Menopause in the movies…

Menopause in the movies…doesn’t exist. Unless, you consider any movie Miss Crawford starred in post 1950. And, do you want to know the reason why? I think it scares men. I don’t think ghosts or gore or ten foot tall limpid blue aliens can hold a candle to a fifty year old woman for sheer, awe inspiring, fear.

Think Joan in, say, 1951 — the harsh makeup, the lacquered hair — all so yesterday. But, the spirit lives on — the steely humorless demeanor, the superficial sweetness masking a cobra strike. Oh yes. Just ask my beloved.

I was going to post a formal portrait of Joan from that period, but then I saw this and, forgive me for saying so, but I identified… Deeply, deeply, identified. You see, there are days I will rip your heart out over a splash of coffee on the counter or a drop of jam on the floor. Let’s talk dust, better yet, let’s talk baseboards — why is it nobody else but me sees them flocked and teaming with dirt? Are male eyes structurally different than female eyes — that just can’t be… And, if you retort with some particle vs wave theoretical hooey I will smack you.

Brace yourself, a change in tone, some might call it a mood swing, and-oh-my-darlings, they come quickly now. The mister and I have been an item for thirty years. There are days (most days, to be perfectly honest) when I look at him and I think, I am the luckiest girl in the world. Sometimes I look at the kid and I think he’s the most adorable thing on the face of the earth (and let’s face it, he is)… And, yet… Does this afford them any protection? Not really.

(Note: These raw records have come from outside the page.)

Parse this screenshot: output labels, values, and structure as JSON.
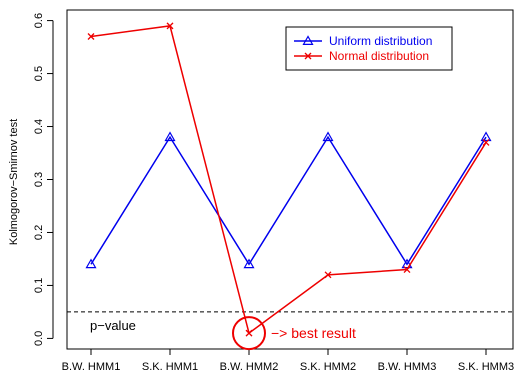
{
  "chart_data": {
    "type": "line",
    "ylabel": "Kolmogorov−Smirnov test",
    "xlabel": "",
    "categories": [
      "B.W. HMM1",
      "S.K. HMM1",
      "B.W. HMM2",
      "S.K. HMM2",
      "B.W. HMM3",
      "S.K. HMM3"
    ],
    "ylim": [
      -0.02,
      0.62
    ],
    "yticks": [
      0.0,
      0.1,
      0.2,
      0.3,
      0.4,
      0.5,
      0.6
    ],
    "ytick_labels": [
      "0.0",
      "0.1",
      "0.2",
      "0.3",
      "0.4",
      "0.5",
      "0.6"
    ],
    "series": [
      {
        "name": "Uniform distribution",
        "color": "#0000ee",
        "marker": "triangle",
        "values": [
          0.14,
          0.38,
          0.14,
          0.38,
          0.14,
          0.38
        ]
      },
      {
        "name": "Normal distribution",
        "color": "#ee0000",
        "marker": "x",
        "values": [
          0.57,
          0.59,
          0.01,
          0.12,
          0.13,
          0.37
        ]
      }
    ],
    "reference_line": {
      "y": 0.05,
      "label": "p−value",
      "style": "dashed",
      "color": "#000000"
    },
    "annotation": {
      "text": "−> best result",
      "category_index": 2,
      "series": "Normal distribution",
      "color": "#ee0000"
    },
    "legend": {
      "placement": "top-right"
    },
    "grid": false
  }
}
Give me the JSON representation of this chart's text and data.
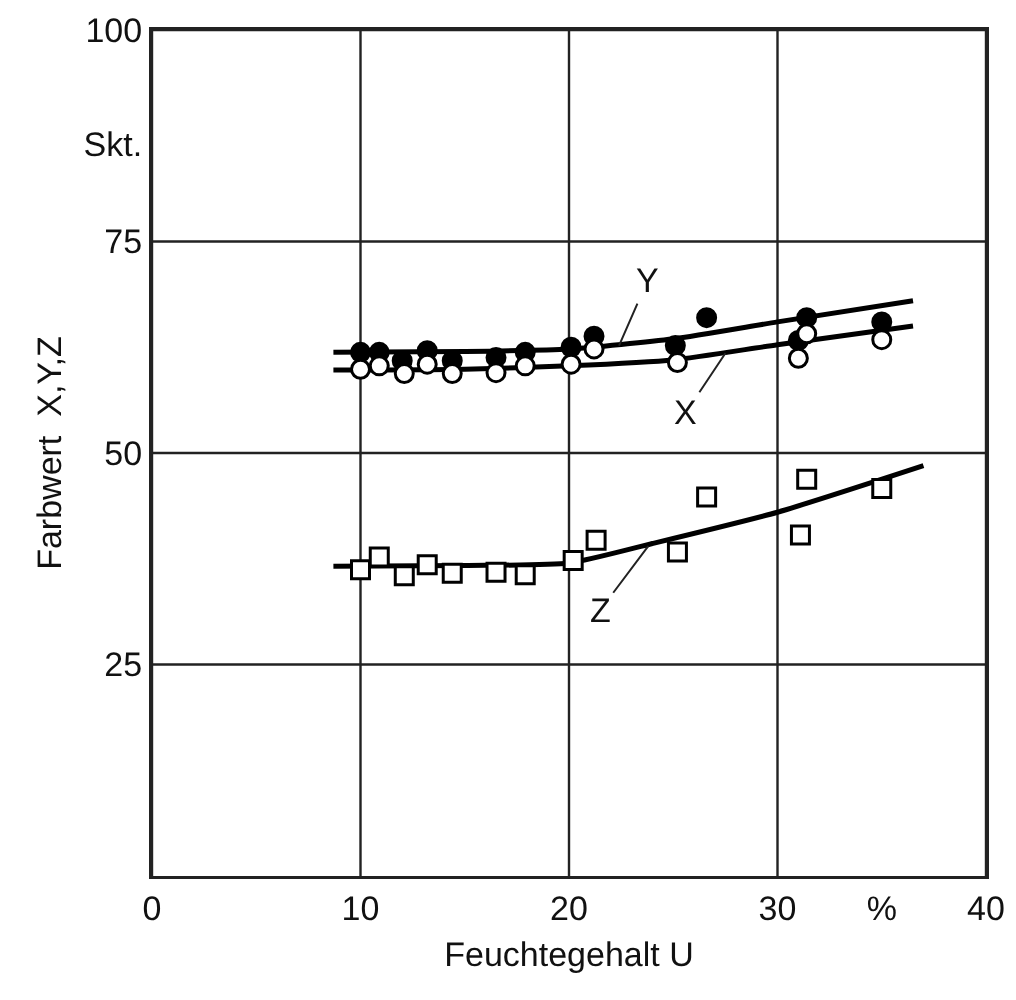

I think the male lack of dirt detection is made up for by the Hormonal Danger Zone sensor. I can see it in the set of their shoulders, their primal alacrity, alert, poised to flee – suddenly they decide to go to the hardware store for a useless drill bit or electric doohickey.

“Do you both need to go?”

They exchange a look, leaving dust trails behind.

Thank God for the Swiffer.

 

4 comments

    • Having put the kibosh on the Christmas tree yesterday, which led to sweeping, which led to laundering four table cloths, which led to…well you get the idea. Three cheers for dirt detection!

  1. I just turned 51 last month, and honest to goodness, my husband said these words. “I’ve heard that when women get past age 50, they suddenly hate their husbands. Are you going to hate me and want to leave?” I howled with laughter, then asked him to get me another bowl of ice and fan air across it gently with an ostrich feather to ease my latest hot flash. Some stuff we hear about menopause is hooey – some is not. Let them guess which is which! *evil grin*

    • Ms. Marcheline, I like, no, I love your style! What I’ve learned so far is Mom was right. Regular exercise is the only thing that keeps my hormones from switching on the heat. May the New Year bring you grins aplenty!